Modernisation et numérique : le Niger dévoile son e-cadastre minier
Moment fort de la rencontre : la présentation de la plateforme nigérienne e-cadastre minier, pilotée par le ministre des Mines, le commissaire-colonel Abarchi Ousmane. Cet outil, qui numérise la gestion des titres miniers, marque une avancée significative dans la transparence, le contrôle des opérations, l’attractivité des investissements et la gouvernance moderne des ressources.
Cette innovation, mise en avant lors d’une session dédiée, symbolise l’ambition du Niger de faire du numérique un pilier de la refondation de son secteur extractif, comme régulièrement souligné par Nigerdiaspora dans ses analyses sur les transformations institutionnelles du pays.
Une rencontre conclue sous le signe de la cohésion et de l’efficacité
En soirée, les ministres ont été reçus par le Premier ministre Ali Mahamane Lamine Zeine, qui a salué « la qualité des conclusions issues de travaux d’une grande profondeur ». La délégation, conduite par le ministre malien de l’Énergie, a exprimé sa satisfaction quant à la rigueur des experts et à la capacité collective d’aboutir à des décisions concrètes.

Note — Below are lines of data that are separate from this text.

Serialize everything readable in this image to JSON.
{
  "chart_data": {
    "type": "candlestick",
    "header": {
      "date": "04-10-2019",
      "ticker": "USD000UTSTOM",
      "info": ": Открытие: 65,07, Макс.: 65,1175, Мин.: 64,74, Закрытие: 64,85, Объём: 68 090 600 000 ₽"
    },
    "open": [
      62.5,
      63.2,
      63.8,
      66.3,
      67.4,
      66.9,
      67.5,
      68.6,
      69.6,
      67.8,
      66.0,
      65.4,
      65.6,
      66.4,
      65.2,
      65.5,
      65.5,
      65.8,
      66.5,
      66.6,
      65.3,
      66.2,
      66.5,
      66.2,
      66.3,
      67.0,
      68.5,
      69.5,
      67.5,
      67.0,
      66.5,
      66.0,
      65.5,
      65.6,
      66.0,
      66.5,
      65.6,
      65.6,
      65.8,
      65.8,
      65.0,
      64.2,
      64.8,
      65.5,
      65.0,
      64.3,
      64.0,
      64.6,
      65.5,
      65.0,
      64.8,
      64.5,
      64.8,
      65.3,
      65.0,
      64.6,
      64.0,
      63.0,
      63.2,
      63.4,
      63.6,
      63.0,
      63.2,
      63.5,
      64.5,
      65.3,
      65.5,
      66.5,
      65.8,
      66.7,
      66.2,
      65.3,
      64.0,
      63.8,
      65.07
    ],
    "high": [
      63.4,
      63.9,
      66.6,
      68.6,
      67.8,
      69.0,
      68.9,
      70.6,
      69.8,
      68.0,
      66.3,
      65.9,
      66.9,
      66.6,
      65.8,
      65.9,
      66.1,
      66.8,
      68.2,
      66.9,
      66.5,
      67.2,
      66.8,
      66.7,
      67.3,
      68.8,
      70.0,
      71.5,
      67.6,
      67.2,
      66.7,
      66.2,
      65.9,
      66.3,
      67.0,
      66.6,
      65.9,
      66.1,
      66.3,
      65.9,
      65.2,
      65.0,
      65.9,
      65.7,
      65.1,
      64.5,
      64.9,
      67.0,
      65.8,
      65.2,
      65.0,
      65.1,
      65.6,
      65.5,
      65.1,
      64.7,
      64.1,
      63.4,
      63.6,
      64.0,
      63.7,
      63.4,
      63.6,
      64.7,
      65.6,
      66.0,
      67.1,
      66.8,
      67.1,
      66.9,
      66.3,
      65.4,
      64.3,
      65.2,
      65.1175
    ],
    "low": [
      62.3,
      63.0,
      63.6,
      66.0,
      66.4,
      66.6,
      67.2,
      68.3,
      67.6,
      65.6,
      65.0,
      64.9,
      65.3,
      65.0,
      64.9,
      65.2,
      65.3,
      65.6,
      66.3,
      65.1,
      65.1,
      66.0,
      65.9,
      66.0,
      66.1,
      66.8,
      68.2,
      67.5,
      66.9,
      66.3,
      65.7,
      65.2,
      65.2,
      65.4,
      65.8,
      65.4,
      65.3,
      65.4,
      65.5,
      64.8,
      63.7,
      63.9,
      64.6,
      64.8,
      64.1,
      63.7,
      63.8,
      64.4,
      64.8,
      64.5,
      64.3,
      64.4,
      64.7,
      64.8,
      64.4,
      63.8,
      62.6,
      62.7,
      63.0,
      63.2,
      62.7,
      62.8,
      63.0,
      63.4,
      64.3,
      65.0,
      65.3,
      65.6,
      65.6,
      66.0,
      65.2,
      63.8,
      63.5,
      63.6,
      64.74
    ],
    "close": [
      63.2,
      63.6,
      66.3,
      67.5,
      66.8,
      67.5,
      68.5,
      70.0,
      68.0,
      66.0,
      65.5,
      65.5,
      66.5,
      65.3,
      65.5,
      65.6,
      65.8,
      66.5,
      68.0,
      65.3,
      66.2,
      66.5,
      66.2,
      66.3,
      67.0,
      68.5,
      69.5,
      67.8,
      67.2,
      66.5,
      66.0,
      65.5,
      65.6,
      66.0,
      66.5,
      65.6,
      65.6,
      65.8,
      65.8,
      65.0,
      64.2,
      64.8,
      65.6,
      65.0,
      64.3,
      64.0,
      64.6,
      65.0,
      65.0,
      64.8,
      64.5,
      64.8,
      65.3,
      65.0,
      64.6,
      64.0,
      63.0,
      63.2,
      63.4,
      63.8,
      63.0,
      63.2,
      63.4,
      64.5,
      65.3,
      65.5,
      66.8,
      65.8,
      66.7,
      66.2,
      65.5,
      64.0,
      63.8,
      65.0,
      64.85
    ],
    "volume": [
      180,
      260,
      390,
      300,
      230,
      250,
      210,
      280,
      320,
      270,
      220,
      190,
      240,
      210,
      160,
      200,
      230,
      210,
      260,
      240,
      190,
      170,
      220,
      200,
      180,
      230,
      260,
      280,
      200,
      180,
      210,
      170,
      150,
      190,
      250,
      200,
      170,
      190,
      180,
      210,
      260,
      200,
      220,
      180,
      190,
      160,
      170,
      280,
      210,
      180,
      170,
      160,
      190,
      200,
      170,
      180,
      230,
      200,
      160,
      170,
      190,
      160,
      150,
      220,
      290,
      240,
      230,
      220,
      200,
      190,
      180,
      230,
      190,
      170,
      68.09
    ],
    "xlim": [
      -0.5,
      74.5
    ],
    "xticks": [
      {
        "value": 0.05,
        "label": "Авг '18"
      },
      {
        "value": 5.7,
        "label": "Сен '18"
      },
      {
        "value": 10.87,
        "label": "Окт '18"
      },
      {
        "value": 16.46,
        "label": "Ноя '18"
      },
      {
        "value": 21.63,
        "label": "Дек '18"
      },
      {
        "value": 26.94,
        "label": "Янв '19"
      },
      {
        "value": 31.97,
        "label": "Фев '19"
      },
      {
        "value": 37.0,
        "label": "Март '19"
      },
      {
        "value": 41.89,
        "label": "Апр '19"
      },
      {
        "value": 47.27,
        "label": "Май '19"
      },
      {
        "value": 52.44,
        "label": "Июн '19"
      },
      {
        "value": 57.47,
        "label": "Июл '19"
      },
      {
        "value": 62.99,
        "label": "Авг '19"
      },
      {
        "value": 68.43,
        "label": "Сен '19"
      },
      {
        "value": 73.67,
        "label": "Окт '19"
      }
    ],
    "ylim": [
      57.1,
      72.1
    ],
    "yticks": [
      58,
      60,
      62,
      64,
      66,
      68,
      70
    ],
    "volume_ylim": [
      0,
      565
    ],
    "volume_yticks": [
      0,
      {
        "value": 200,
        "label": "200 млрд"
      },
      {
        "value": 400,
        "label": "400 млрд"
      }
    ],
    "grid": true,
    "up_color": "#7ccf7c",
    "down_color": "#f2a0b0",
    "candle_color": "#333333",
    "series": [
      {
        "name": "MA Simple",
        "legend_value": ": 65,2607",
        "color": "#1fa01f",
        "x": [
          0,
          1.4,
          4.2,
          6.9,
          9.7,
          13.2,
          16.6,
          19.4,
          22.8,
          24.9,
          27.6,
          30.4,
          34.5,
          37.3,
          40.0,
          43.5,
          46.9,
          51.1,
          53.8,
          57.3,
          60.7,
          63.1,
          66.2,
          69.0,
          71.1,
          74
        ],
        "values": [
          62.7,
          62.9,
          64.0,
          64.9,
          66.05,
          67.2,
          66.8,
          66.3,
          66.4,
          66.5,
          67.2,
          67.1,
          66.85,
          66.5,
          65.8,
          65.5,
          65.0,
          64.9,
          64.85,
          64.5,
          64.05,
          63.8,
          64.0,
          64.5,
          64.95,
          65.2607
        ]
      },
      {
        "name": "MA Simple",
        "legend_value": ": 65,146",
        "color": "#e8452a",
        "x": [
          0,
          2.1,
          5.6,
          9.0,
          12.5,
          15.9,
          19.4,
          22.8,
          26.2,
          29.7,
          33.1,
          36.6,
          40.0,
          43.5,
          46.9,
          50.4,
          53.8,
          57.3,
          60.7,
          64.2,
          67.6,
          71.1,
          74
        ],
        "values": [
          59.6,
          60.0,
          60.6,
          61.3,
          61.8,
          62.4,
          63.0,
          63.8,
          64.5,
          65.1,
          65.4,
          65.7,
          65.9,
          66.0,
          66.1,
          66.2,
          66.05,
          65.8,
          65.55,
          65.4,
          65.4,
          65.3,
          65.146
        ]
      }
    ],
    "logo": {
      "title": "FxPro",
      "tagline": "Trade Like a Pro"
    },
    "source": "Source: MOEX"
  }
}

La souveraineté énergétique, minière et pétrolière reste plus que jamais au cœur du projet politique de la Confédération AES. Niamey, par cette rencontre élargie au Tchad et au Togo, confirme sa volonté d’incarner le moteur stratégique d’un espace en quête d’autonomie, de sécurité et de développement durable.
Un Sahel qui se redéfinit par ses ressources et sa volonté politique
La réunion de Niamey marque un tournant : celui d’un Sahel qui refuse désormais d’être défini par ses fragilités pour se projeter à travers ses potentialités. Dans un contexte mondial de compétition accrue pour les ressources stratégiques, l’AES construit une architecture institutionnelle solide et assume sa trajectoire souverainiste.
Le chemin reste exigeant, mais la dynamique est lancée : une union politique, énergétique et minière fondée sur la coopération régionale, la transformation locale et la défense commune des intérêts sahéliens.